I have formulated three innocent-looking binary functions $f$ for examination. I plot them in relationship to the standard Normal distribution with $\mu=0,$ $\sigma=1,$ so that the blue portions under the Normal curve are where $f=1$ and therefore the total area (in blue) is the value of $p$ in each case.
$f_1$ at the left indicates when $X$ is relatively large in magnitude. $f_2$ in the middle is a thresholding function, indicating when $X\gt 0.$ $f_3$ at the right indicates whether the integral part of $X$ is odd. In all three cases, $p = 1/2.$
The maximum likelihood estimate of $p$ based on $X$ is going to work well (except, perhaps, for tiny samples). It is obtained from a dataset $(x_i), i=1,2,\ldots, n$ by estimating
$$\hat\mu = \frac{1}{n}\sum_{i=1}^n x_i$$
and
$$\hat\sigma = \sqrt{\frac{1}{n}\sum_{i=1}^n (x_i - \hat\mu)^2}.$$
The MLE of $p$ is then
$$\hat p = \int_{-\infty}^{\infty} f(x) \phi(x;\hat\mu, \hat\sigma)\, \mathrm{d}x$$
where $\phi$ is the Normal density with the given parameters.

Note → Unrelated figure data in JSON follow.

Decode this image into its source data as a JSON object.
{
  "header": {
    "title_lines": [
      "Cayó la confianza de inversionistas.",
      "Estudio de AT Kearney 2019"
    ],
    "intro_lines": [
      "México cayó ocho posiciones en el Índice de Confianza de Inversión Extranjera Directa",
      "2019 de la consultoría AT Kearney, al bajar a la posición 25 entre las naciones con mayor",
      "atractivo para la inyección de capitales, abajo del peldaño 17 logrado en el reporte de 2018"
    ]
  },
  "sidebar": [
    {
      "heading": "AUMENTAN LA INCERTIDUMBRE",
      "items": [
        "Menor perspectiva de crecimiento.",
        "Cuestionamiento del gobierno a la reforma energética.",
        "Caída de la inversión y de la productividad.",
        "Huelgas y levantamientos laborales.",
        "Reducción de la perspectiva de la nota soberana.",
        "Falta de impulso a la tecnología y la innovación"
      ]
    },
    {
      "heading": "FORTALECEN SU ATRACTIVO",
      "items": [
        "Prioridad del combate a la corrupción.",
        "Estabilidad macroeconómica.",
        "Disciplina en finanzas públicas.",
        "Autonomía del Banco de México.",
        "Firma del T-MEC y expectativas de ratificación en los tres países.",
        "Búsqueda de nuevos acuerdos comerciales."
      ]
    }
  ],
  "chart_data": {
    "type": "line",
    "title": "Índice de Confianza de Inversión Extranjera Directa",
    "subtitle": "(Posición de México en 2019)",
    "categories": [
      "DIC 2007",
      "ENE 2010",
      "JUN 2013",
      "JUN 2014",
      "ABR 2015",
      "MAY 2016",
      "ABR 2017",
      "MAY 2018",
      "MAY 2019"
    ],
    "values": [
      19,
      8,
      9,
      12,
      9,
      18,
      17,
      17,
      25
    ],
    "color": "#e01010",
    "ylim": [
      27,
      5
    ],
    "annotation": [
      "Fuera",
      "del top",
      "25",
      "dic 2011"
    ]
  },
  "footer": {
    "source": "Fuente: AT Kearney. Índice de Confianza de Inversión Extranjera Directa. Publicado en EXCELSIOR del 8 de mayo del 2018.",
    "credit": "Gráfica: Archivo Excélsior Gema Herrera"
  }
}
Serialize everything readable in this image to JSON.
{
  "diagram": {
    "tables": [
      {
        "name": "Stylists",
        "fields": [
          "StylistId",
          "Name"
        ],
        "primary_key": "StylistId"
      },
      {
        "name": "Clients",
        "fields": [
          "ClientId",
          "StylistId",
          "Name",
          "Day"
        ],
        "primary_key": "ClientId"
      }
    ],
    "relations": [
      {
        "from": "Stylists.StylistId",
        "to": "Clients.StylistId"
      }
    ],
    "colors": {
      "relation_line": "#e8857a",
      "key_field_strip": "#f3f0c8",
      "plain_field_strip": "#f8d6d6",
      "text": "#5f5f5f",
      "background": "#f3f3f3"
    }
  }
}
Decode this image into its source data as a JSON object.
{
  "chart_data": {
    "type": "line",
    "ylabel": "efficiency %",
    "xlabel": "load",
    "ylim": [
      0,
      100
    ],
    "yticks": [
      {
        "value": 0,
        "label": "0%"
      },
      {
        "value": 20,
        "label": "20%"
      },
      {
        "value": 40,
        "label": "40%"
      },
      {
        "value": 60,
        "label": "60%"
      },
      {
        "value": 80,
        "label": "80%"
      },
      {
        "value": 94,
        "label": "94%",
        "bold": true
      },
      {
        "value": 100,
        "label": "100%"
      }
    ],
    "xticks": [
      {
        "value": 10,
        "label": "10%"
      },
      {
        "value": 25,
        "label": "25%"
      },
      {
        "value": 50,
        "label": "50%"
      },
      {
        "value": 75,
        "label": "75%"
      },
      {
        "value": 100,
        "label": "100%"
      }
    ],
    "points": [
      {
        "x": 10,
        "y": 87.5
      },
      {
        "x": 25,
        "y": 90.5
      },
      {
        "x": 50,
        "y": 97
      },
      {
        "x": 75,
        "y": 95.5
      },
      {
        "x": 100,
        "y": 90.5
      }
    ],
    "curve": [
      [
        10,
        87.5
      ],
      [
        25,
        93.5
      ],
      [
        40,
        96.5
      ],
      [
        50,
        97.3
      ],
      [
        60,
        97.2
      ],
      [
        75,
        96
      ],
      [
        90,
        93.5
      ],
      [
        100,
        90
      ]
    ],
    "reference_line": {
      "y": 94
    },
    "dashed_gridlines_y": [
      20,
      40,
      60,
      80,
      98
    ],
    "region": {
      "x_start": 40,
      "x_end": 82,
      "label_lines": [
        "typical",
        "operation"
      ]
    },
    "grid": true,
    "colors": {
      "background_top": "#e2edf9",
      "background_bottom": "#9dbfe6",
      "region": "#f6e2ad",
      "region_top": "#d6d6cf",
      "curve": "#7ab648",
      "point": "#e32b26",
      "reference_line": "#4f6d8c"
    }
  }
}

A reasonable estimator (also the MLE) of $p$ based on $Y$ is the usual sample proportion,
$$\hat p_0 = \frac{1}{n} \sum_{i=1}^n Y_i = \frac{1}{n}\sum_{i=1}^n f(X_i).$$
The values of this estimator are discrete: they are limited to $\{0, 1/n, 2/n, \ldots, (n-1)/n, 1\}.$
To compare two estimators (or, almost equivalently, two confidence interval methods), we study how much they vary from one sample to another. In the histograms below, a narrow histogram will be superior to a broad one.
Anyone contemplating a bootstrap for anything other than a toy problem has a largish sample -- surely $n=25$ or larger. Here, then, are the results of simulating a thousand standard Normal samples of $X$ of size $25$ and estimating $p$ for these three binary functions.
First, $f_1:$
You can see the discreteness of $\hat p_0.$ Its sampling variance is $(0.1 / 0.64)^2 \approx 2.4$ times greater than the sampling variance of $\hat p.$ This means the estimate based on $Y$ requires a sample size about $2.4$ times greater than an estimate based on $X$ to achieve the same precision.
Next, the thresholding function $f_2:$
The spreads are similar, but the estimate based on $X$ remains superior.
Finally, the integer-part function $f_3:$
The estimate based on $X$ is almost one hundred times better than the estimate based on $Y:$ what you can accomplish with $25$ observations of $X$ requires over two thousand observations of $Y.$
($f_3$ was inspired by Method 8 at https://stats.stackexchange.com/a/117711/919. The analysis there shows that unless $\hat\sigma \ll 1,$ the estimate of $p$ is going to be extremely close to $0.5.$ The point is that although $X$ might be uncertain, $E[f(X)]$ scarcely varies in many circumstances.)
The intuition suggested by these examples is that when $f$ has a detailed structure, a detailed understanding of $X$ leads to much better information about $p$ than mere examination of the values of $f.$
This intuition continues to work well when you explore other functions or vary the parameters $\mu$ and $\sigma$ or modify the distribution of $X$ or choose alternative estimation (or confidence interval) procedures. We may summarize these results loosely but memorably:
Discretizing the values of a random variable loses information.